Experiments determining HIV infection rates on macrophages were performed using unlabeled virus. Since TZM-bl cells are more readily infected than macrophages, an MOI of 3.5 was used in most experiments (unless otherwise indicated), while actual infection rates in macrophages were lower. For imaging experiments, we used a higher MOI of 14.5 in order to maximize detection of intracellular viral complexes. We did not perform parallel infection experiments with the IN.eGFP labelled virus in macrophages, however. It should be noted that the ~fourfold higher MOI corresponds to a ~sevenfold higher amount of virus particle input since the IN.eGFP-complemented virus exhibits a ~twofold reduced specific infectivity (Peng et al., 2014). This information is now given in the revised Materials and methods and the MOI values as well as the antigen amounts are stated in the respective figure legends.

3) Another related issue is the lack of clarity of CPSF6 knockdown levels across the different imaging experiments. Does Figure 3—figure supplement 1 encompass all study-wide donors and CPSF6 knockdowns? If so, please indicate in the figure legends which donor samples were used for that experiment. If imaging experiments used other donors (and knockdowns), then it is important know the extents of CPSF6 knockdown and HIV-1 infection defects in each case.

Figure 3—figure supplement 1 does provide information on all donors with CPSF6 knock-down that were used in the imaging experiments. These were the donors with the numbers 4-7.

While this figure shows the distribution of CPSF6 signal intensities and thus confirms the knock-down, it also reveals the strong heterogeneity in CPSF6 levels even after knock-down. However, imaging experiments allowed selection of CPSF6-low cells for the analysis of HIV-1 RTC/PIC localization and composition. Therefore, providing overall knock-down efficiencies for the respective donor would be misleading since CPSF6-low cells were analyzed in all cases, and knock-down simply increased the population size of CPSF6-low cells.

4) Cells express two major isoforms of LEDGF, p75 and p52, but only p75 interacts with HIV-1 integrase. It would therefore clarify things if "LEDGF" were amended to "LEDGF/p75" throughout. More significantly, the antibody being used detects both p52 and p75 and this should be noted. Unlike the work with CPSF6, the work with LEDGF/p75 lacks specificity controls through use of virus or cellular constructs that are known to be defective for the protein-protein interaction. LEDGIN/ALLINI inhibitors of LEDGF/p75-IN interaction could have been used for this.

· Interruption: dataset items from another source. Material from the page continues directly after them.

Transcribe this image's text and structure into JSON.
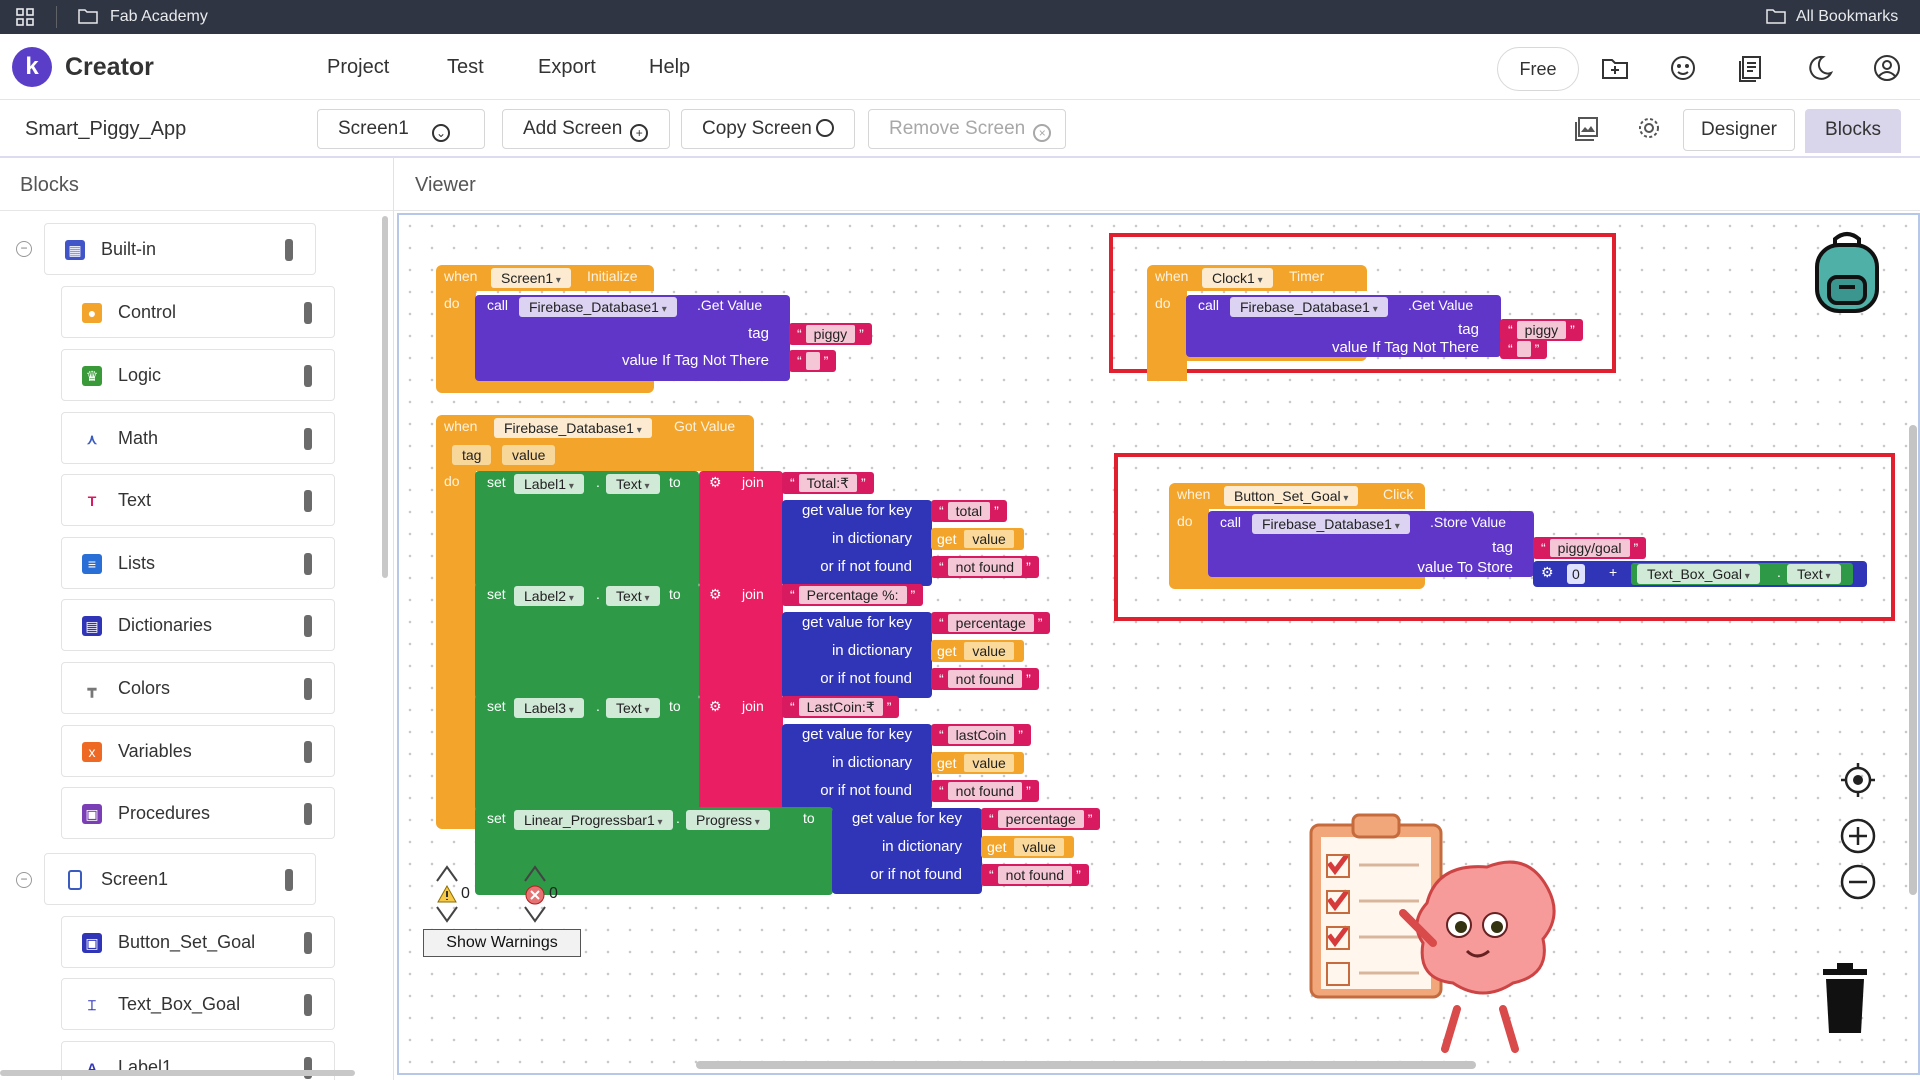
{
  "bookmarks_bar": {
    "folder": "Fab Academy",
    "all_bookmarks": "All Bookmarks"
  },
  "header": {
    "logo_letter": "k",
    "brand": "Creator",
    "menu": [
      "Project",
      "Test",
      "Export",
      "Help"
    ],
    "free_label": "Free"
  },
  "toolbar": {
    "project_name": "Smart_Piggy_App",
    "screen_select": "Screen1",
    "add_screen": "Add Screen",
    "copy_screen": "Copy Screen",
    "remove_screen": "Remove Screen",
    "designer": "Designer",
    "blocks": "Blocks"
  },
  "blocks_panel": {
    "title": "Blocks",
    "builtin": "Built-in",
    "builtin_items": [
      "Control",
      "Logic",
      "Math",
      "Text",
      "Lists",
      "Dictionaries",
      "Colors",
      "Variables",
      "Procedures"
    ],
    "screen": "Screen1",
    "screen_items": [
      "Button_Set_Goal",
      "Text_Box_Goal",
      "Label1"
    ]
  },
  "viewer": {
    "title": "Viewer"
  },
  "blocks_text": {
    "when": "when",
    "do": "do",
    "call": "call",
    "set": "set",
    "to": "to",
    "join": "join",
    "get": "get",
    "dot": ".",
    "plus": "+",
    "screen1": "Screen1",
    "initialize": "Initialize",
    "firebase": "Firebase_Database1",
    "get_value": ".Get Value",
    "tag": "tag",
    "value_if_not_there": "value If Tag Not There",
    "piggy": "piggy",
    "clock1": "Clock1",
    "timer": "Timer",
    "got_value": "Got Value",
    "param_tag": "tag",
    "param_value": "value",
    "label1": "Label1",
    "label2": "Label2",
    "label3": "Label3",
    "text_prop": "Text",
    "total": "Total:₹",
    "percentage_label": "Percentage %:",
    "lastcoin_label": "LastCoin:₹",
    "get_value_for_key": "get value for key",
    "in_dictionary": "in dictionary",
    "or_if_not_found": "or if not found",
    "key_total": "total",
    "key_percentage": "percentage",
    "key_lastcoin": "lastCoin",
    "value_var": "value",
    "not_found": "not found",
    "progressbar": "Linear_Progressbar1",
    "progress_prop": "Progress",
    "button_set_goal": "Button_Set_Goal",
    "click": "Click",
    "store_value": ".Store Value",
    "piggy_goal": "piggy/goal",
    "value_to_store": "value To Store",
    "zero": "0",
    "text_box_goal": "Text_Box_Goal"
  },
  "warnings": {
    "warning_count": "0",
    "error_count": "0",
    "show_warnings": "Show Warnings"
  },
  "colors": {
    "event_orange": "#f2a52a",
    "call_purple": "#6036c9",
    "setter_green": "#2e9a48",
    "text_pink": "#e91e63",
    "dict_blue": "#3035b8",
    "highlight_red": "#e0202e"
  },
  "icons": [
    "apps-grid-icon",
    "folder-icon",
    "folder-plus-icon",
    "gallery-icon",
    "docs-icon",
    "moon-icon",
    "account-icon",
    "image-icon",
    "gear-icon",
    "backpack-icon",
    "target-icon",
    "zoom-in-icon",
    "zoom-out-icon",
    "trash-icon"
  ]
}
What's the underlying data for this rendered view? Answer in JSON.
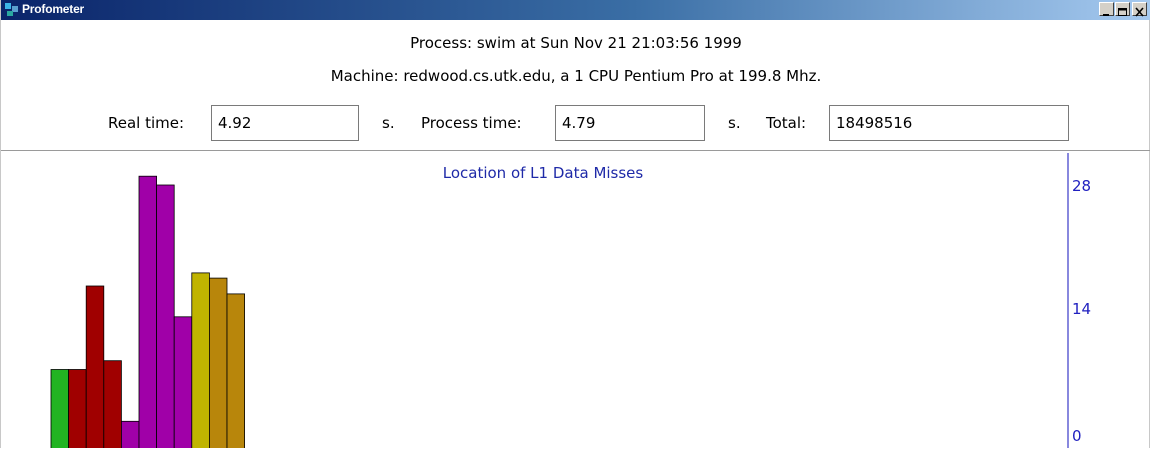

While the additional work is not critical, it is important to at least soften the tone of conclusions since both p52 and p75 would have been visualized in these experiments.

We thank the reviewers for this comment and have softened the conclusions accordingly. We now state that the antibody binds both isoforms, but that only p75 has been shown to interact with IN. Since the antibody is not specific for the p75 isoform, we have not altered the term to LEDGF/p75 when referring to the imaging results, however. As stated in the review, LEDGF was not the main focus of our work, and we have thus refrained from extensive controls in this case.